Skaya semakin cemberut merasakan bahwa kejutannya gagal total. Buktinya Sagara tidak mempertanyakan perihal hal ini. “Big Bos kepo!”
Menjilat bibirnya, Skaya tak sungkan untuk memotong kue tersebut dan memakannya, mengabaikan Sagara yang terus menatapnya dengan dalam. Skaya mengulurkan sendok yang berisi kue ke Sagara tanpa ragu. “Mau?”
Tentu saja Sagara mengangguk. Dia maju dan memakannya dengan senyuman yang tak bisa lagi dia tahan. Saat tangannya hendak memeluk Skaya, gadis itu segera meringsut menjauh.

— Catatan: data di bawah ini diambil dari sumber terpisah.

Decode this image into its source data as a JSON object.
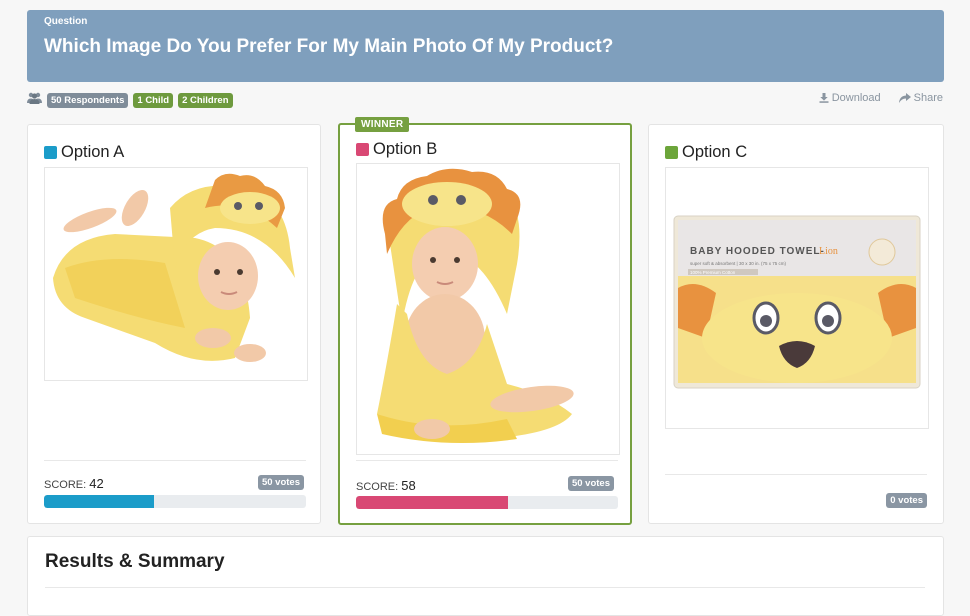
{
  "question": {
    "label": "Question",
    "title": "Which Image Do You Prefer For My Main Photo Of My Product?"
  },
  "meta": {
    "respondents": "50 Respondents",
    "children_1": "1 Child",
    "children_2": "2 Children"
  },
  "actions": {
    "download": "Download",
    "share": "Share"
  },
  "options": [
    {
      "title": "Option A",
      "color": "#1b9cc9",
      "score_label": "SCORE:",
      "score": "42",
      "votes": "50 votes",
      "progress": 0.42
    },
    {
      "title": "Option B",
      "color": "#d94874",
      "winner_label": "WINNER",
      "score_label": "SCORE:",
      "score": "58",
      "votes": "50 votes",
      "progress": 0.58
    },
    {
      "title": "Option C",
      "color": "#6ca53a",
      "votes": "0 votes",
      "product": {
        "name": "BABY HOODED TOWEL-",
        "variant": "Lion",
        "sub": "super soft & absorbent | 30 x 30 in. (75 x 75 cm)",
        "tag": "100% Premium Cotton"
      }
    }
  ],
  "results": {
    "title": "Results & Summary"
  },
  "icons": {
    "users": "users-icon",
    "download": "download-icon",
    "share": "share-icon"
  }
}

“Ekhm.” Skaya terbatuk kering. Dia menyimpan piring kue di atas meja dan berbaling menatap Sagara dengan wajah sedikit memerah. “Big Bos, ada yang mau gue kasih tau sama lo.”
“Hm?”
“Itu...” Skaya mengusap tengkuknya gugup. “Tapi janji apapun yang gue bilang, lo gak boleh marah.”
Dengan mantap Sagara mengangguk. “Oke.”
Skaya kembali terbatuk untuk membersihkan tenggorokannya agar suaranya tidak bergetar. Mengembuskan napas sedikit, dengan berani dia membalas tatapan Sagara tepat di manik matanya.

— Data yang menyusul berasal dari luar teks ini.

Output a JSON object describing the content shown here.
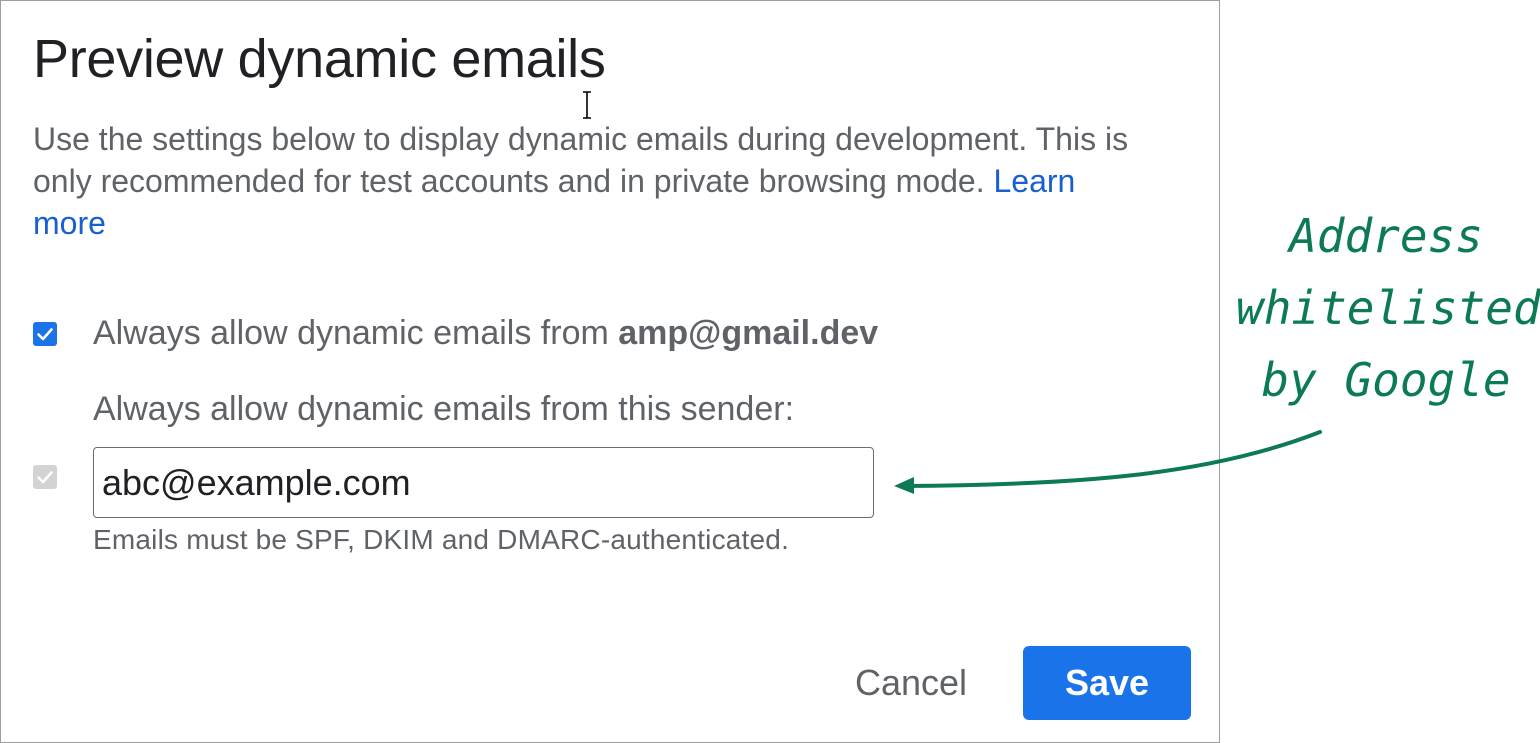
{
  "dialog": {
    "title": "Preview dynamic emails",
    "description": "Use the settings below to display dynamic emails during development. This is only recommended for test accounts and in private browsing mode.",
    "learn_more_label": "Learn more",
    "option_gmail": {
      "label_prefix": "Always allow dynamic emails from",
      "email": "amp@gmail.dev",
      "checked": true
    },
    "option_sender": {
      "label": "Always allow dynamic emails from this sender:",
      "checked": true,
      "disabled": true,
      "input_value": "abc@example.com",
      "hint": "Emails must be SPF, DKIM and DMARC-authenticated."
    },
    "buttons": {
      "cancel_label": "Cancel",
      "save_label": "Save"
    }
  },
  "annotation": {
    "line1": "Address",
    "line2": "whitelisted",
    "line3": "by Google",
    "color": "#0b7a55"
  },
  "colors": {
    "accent": "#1a73e8",
    "link": "#1a5fd0",
    "text_secondary": "#5f6368",
    "text_primary": "#202124"
  }
}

“Sejujurnya... gue bukan cowok, tapi cewek.”
TBC
June 21, 2021.
KAMU SEDANG MEMBACA
Skaya & the Big Boss ✓
Teen Fiction[SUDAH TERBIT & Part Masih Lengkap] Karena suatu alasan, Skaya Agnibrata harus menyamar menjadi seorang laki-laki dan tinggal di asrama laki-laki sekolah. Penyamarannya menuntut Skaya mengubah kebiasaan dan perilakunya. Ada seorang siswa yang disega...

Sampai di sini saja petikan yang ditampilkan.